Re "Facing Sin in the Ranks," editorial, Jan. 21:
I'd like to suggest that when an institution (in this case, the Vatican) makes unnatural demands on a human being, there will be "sins." The man-made stringent rules of celibacy are bound to bring about abuses. The Catholic Church has not handled this well in the past, posting priests to yet another parish so these acts can be continued, thus carrying the process on and on with youngsters. The church must come to grips with this untenable situation.
Reform is overdue in many ways. The one you mentioned in the editorial is but one; women as priests is another, and birth control yet another. The best solution, of course, would be to abolish celibacy altogether. By doing that, they wouldn't have to deal with secrets as they do now: confession, writing the new policies in Latin and quietly publishing in the Holy See's official gazette. Suspicions would be curbed.
If a crime is committed, there should be an obligation to report it to civil authorities, even if revealed in confession. Of course, the rights of the accused must be protected, but the rights of the victims, our children, are more important than any confession. Who else gets handled with kid gloves after a confession? This is the 21st century!
Maurine Reedy Ruzek
The Times is not seeing the entire picture when it implies criticism of the motu proprio (at his own initiative) letter of Pope John Paul II regarding norms of discipline of clergy involved with abuse. The letter does not deal with sexual abuse only. It also deals with sacramental, interdenominational and confidential abuse as well.

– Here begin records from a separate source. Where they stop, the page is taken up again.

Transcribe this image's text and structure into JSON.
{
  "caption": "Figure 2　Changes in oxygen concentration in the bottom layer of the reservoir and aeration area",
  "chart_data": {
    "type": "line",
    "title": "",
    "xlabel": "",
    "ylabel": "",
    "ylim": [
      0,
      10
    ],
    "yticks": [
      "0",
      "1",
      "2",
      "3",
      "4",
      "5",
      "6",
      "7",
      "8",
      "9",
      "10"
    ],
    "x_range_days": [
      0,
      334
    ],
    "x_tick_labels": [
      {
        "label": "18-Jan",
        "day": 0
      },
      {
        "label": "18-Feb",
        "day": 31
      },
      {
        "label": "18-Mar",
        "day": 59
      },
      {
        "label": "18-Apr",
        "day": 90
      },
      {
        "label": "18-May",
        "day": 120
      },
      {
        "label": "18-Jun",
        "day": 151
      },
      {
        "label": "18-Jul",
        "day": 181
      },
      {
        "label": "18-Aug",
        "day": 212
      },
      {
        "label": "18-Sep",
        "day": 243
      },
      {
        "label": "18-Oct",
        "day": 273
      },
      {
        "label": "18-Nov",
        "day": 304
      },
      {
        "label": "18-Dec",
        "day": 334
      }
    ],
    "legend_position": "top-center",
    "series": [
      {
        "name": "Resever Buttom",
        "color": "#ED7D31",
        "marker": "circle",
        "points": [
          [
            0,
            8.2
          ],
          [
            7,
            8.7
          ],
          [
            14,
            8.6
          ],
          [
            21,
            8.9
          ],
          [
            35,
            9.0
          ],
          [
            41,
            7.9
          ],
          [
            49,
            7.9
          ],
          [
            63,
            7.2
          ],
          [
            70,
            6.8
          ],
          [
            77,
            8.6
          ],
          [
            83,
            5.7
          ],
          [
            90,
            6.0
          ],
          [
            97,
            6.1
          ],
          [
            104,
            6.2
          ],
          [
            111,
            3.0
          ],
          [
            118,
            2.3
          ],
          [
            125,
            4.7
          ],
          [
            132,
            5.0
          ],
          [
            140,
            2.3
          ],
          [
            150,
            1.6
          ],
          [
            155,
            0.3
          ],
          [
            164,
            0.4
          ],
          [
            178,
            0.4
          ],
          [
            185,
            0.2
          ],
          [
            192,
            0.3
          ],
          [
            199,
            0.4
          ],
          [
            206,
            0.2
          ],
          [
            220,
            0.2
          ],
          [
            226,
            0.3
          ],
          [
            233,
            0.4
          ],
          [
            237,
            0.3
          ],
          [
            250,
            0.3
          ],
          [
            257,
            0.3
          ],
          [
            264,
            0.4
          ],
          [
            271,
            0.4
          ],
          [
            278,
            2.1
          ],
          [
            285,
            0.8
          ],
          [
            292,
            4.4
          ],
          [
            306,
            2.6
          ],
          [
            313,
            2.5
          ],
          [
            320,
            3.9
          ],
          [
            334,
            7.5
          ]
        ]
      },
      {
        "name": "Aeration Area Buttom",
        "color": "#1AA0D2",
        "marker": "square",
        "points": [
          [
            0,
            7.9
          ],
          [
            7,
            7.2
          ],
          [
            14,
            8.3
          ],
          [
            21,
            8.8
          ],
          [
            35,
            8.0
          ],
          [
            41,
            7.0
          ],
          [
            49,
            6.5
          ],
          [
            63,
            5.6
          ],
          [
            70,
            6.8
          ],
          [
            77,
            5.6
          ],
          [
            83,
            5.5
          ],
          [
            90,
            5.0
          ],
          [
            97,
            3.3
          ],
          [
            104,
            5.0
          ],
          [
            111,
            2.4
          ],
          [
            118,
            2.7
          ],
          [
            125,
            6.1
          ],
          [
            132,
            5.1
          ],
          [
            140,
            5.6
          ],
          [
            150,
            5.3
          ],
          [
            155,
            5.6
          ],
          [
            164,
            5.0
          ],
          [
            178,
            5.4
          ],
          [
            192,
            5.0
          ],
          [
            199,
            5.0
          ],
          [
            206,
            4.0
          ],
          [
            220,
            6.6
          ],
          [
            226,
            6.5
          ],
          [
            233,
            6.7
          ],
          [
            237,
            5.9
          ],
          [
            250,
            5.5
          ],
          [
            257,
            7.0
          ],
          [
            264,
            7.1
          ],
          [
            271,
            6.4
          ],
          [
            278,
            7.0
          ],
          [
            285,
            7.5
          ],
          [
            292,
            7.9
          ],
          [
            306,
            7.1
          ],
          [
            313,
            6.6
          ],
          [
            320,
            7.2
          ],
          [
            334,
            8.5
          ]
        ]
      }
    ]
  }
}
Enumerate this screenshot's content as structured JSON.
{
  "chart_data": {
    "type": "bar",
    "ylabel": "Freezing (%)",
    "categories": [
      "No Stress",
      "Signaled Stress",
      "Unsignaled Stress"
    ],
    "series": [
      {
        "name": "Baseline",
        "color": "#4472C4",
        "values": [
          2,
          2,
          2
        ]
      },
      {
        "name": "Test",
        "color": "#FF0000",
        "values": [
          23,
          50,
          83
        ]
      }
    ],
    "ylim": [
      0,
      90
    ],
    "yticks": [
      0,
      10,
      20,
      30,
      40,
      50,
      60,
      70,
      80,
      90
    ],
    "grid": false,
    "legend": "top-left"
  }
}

The purpose of the procedure is to protect those accused (and the accusers) from being denied due canonical process within the church. In cases of sexual abuse the church has either relied on or has been strongly influenced by local civil procedures for many of its decisions. While all local diocesan reforms in this area have always put the victims first in their concerns, some priests have been defrocked without a canonical process or put on administrative leave (something unknown in canon law) during the litigation proceedings.
The purpose is not to protect guilty priests but innocent ones who are victims of a media onslaught. Ironically, while this new procedure protects the innocent, it also works the other way around. A priest who is guilty of sexual abuse but has been found innocent in a civil court by a technicality or default can face canonical penalties under this system.
In no way will the new canonical rules hinder the civil justice procedure; rather, one would enhance the other.